Turkish: The Fish-Peri (cont.)

This story is part of the Turkish Fairy Tales unit. Story source: Forty-four Turkish Fairy Tales by Ignacz Kunos, with illustrations by Willy Pogany (1913).

The Fish-Peri (cont.)

The youth followed all these instructions, and next day, when they looked toward the place where the cushion had been thrown into the sea, they saw a palace even more beautiful than that the Padishah had described. Rejoicing, they hastened to tell the monarch that his palace was an accomplished fact.

Now the Padishah demanded a bridge of crystal. Again the youth went home and wept. When the maiden heard the cause of his new grief she said: "Go to the Arab as before and ask him for a bolster. When you get it, cast it in the sea before the palace." The youth did as he was counselled, and looking round, he saw a beautiful bridge of crystal. He went directly to the Padishah and told him that the task was fulfilled.

As a third test, the Padishah now demanded that the youth should prepare such a feast that everyone in the land might eat thereof and yet something should remain over. The young fisherman went home, and while he was absorbed in thought, the maiden inquired what was the matter. On hearing of the new command, she advised: "Go to the Arab and ask him for the coffee-mill, but take care not to turn it on the way." The youth obtained the coffee-mill from the Arab without any difficulty. In bringing it home he began quite unconsciously to turn it, and seven or eight plates of food fell out.


Picking them up, he proceeded homewards.

On the appointed day everyone in the land, in accordance with the Padishah's invitation, repaired to the fisherman's house to take part in the feast. Each guest ate as much as he wanted, and yet in the end a considerable portion of food remained over.

Still obdurate, the Padishah ordered the youth to produce a mule from an egg. The youth described to the maiden his latest task, and she told him to fetch three eggs from the Arab and bring them home without breaking them. He obtained the eggs, but on his way back dropped one and broke it. Out of the egg sprang a great mule, which, after running to and fro, finally plunged into the sea and was seen no more.

The youth arrived home safely with the two remaining eggs. "Where is the third?" asked the maiden.

"It is broken," replied the youth.

"You ought to have been more careful," said the maiden, "but as it is done it can't be helped."
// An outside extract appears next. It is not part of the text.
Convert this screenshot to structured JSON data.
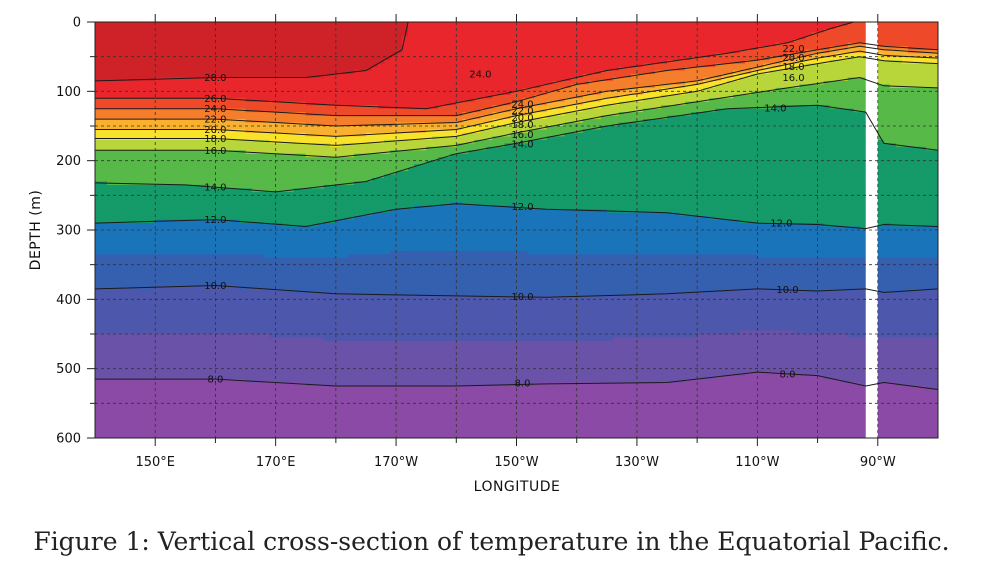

The youth carried the eggs to the Padishah and asked permission to mount upon a bench. This being granted, he stood on the bench and threw up the egg. Instantly a mule sprang forth and fell upon the Padishah, who sought in vain to flee. The youth rescued the monarch from his danger, and the mule then ran away and plunged into the sea.

In despair at his inability to find an impossible task for the youth, the Padishah now demanded an infant not more than a day old who could both speak and walk. Still undaunted,, the maiden counselled the youth to go to the Arab with her compliments and inform him that she wished to see his baby nephew. The youth accordingly summoned the Arab and delivered the message. The Arab answered: "He is but an hour old; his mother may not wish to spare him. However, wait a bit, and I will do my best."

To be brief, the Arab went away and soon reappeared with a newly born infant. No sooner did it see the fisherman than it ran up to him and exclaimed: "We are going to Auntie's, are we not?"

The youth took the child home, and immediately it saw the maiden, with the word "Auntie!" it embraced her. On this the youth took the child to the Padishah.

When the child was brought into the presence of the monarch, it stepped up to him, struck him on the face, and thus addressed him: "How is it possible to build a palace of gold and diamonds in forty days? To rear a crystal bridge also in the same time? For one man to feed all the people in the land? For a mule to be produced from an egg?"


At every sentence the child struck him a fresh blow until finally the Padishah cried to the youth that he might keep the maiden himself if only he would deliver him from the terrible infant. The youth then carried the child home. He wedded the maiden, and the rejoicings lasted forty days and forty nights.

Three apples fell from the sky: one belongs to me, another to Husni, the third to the storyteller. Which belongs to me?